Il comandante della base, colonnello Ariel Barbi, si è quindi rivolto all’Autorità per le antichità chiedendo un reperto che potesse sostituirla. La scelta è caduta su una pietra appartenuta alla cosiddetta Prima Muraglia di Gerusalemme, il grande sistema difensivo costruito in epoca asmonea nel II secolo avanti l’era volgare. Il blocco proveniva dagli scavi condotti nel Quartiere ebraico della Città Vecchia, dove gli archeologi hanno individuato importanti resti delle fortificazioni che proteggevano la collina sud-occidentale.

Una targa collocata accanto alla pietra ne ricostruisce l’origine e ricorda che la torre della quale faceva parte venne edificata per proteggere Gerusalemme dopo la liberazione dal dominio seleucide. Il riferimento conduce direttamente alla storia degli Asmonei e alla rivolta dei Maccabei, iniziata nel 167 avanti l’era volgare contro Antioco IV Epifane e proseguita fino alla nascita di uno Stato ebraico indipendente. Le fonti archeologiche collocano la costruzione della Prima Muraglia nella seconda metà del II secolo avanti l’era volgare, quando Gerusalemme tornò a espandersi sulla collina occidentale.
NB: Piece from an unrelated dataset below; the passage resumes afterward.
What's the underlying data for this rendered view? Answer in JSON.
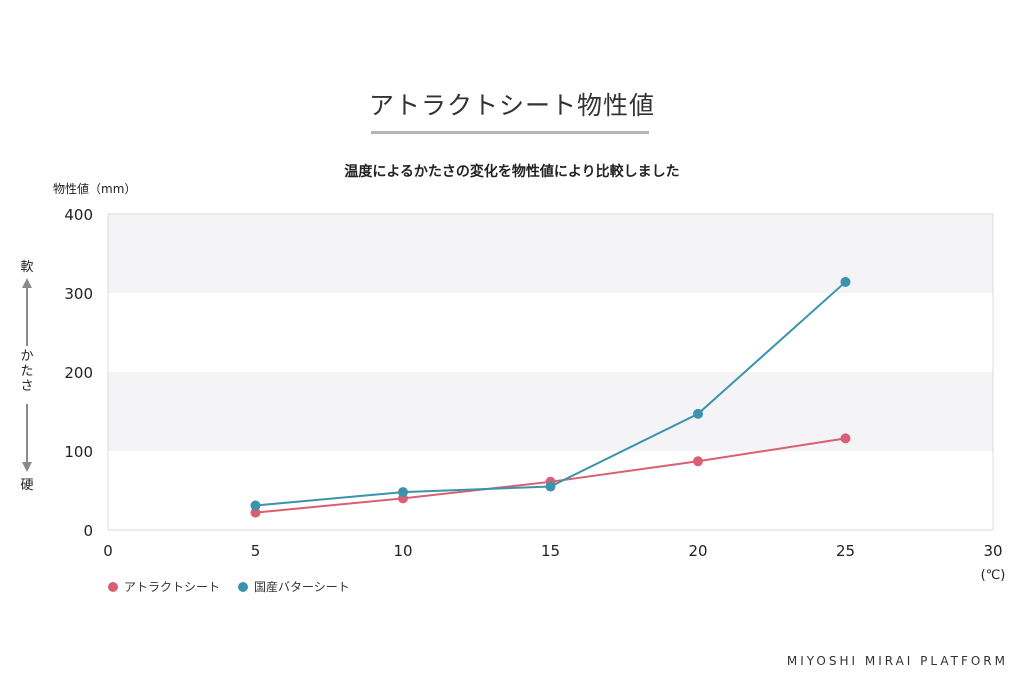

Secondo gli studi dell’archeologo Hillel Geva, la fortificazione potrebbe essere stata eretta subito dopo la conquista dell’Acra seleucide, avvenuta nel 141.

La Prima Muraglia costituiva uno degli elementi fondamentali della Gerusalemme asmonea. Circondava la Città di David e la collina sud-occidentale, comprendendo aree che corrispondono oggi al Quartiere ebraico, al Quartiere armeno e al Monte Sion. Le campagne archeologiche condotte nel Quartiere ebraico da Nahman Avigad tra il 1969 e il 1982 permisero di riportarne alla luce diversi tratti, insieme ad altre strutture che hanno modificato profondamente la conoscenza della topografia dell’antica Gerusalemme.

Il significato della pietra scelta per la Kirya è dunque immediatamente comprensibile. Un reperto appartenuto a un’opera costruita per la difesa di Gerusalemme durante il periodo in cui gli Asmonei consolidavano la propria indipendenza si trova adesso nel centro dal quale viene diretta la difesa dello Stato d’Israele.

La precedente presenza di una pietra del Kotel aveva però sollevato una questione differente. Nell’ultimo anno i due rabbini capo d’Israele e il rabbino del Muro Occidentale hanno chiesto che i blocchi provenienti dal luogo santo, dispersi nel tempo tra istituzioni e depositi, vengano raccolti in un’area appositamente predisposta nei pressi del Kotel. Oltre alla Kirya, pietre di questo tipo erano state conservate anche presso la residenza del presidente dello Stato di Israele, il Museo d’Israele e i depositi dell’Autorità per le antichità.

La soluzione adottata a Tel Aviv consente così di rispettare il carattere religioso delle pietre del Muro Occidentale mantenendo nel quartier generale militare un legame materiale con la storia di Gerusalemme. Il nuovo blocco possiede un significato esclusivamente archeologico, eppure la sua provenienza gli conferisce una forza simbolica difficile da ignorare. Duemila anni fa faceva parte delle mura destinate a proteggere la capitale degli Asmonei. Oggi si trova a pochi metri dagli uffici nei quali viene organizzata la sicurezza dello Stato ebraico.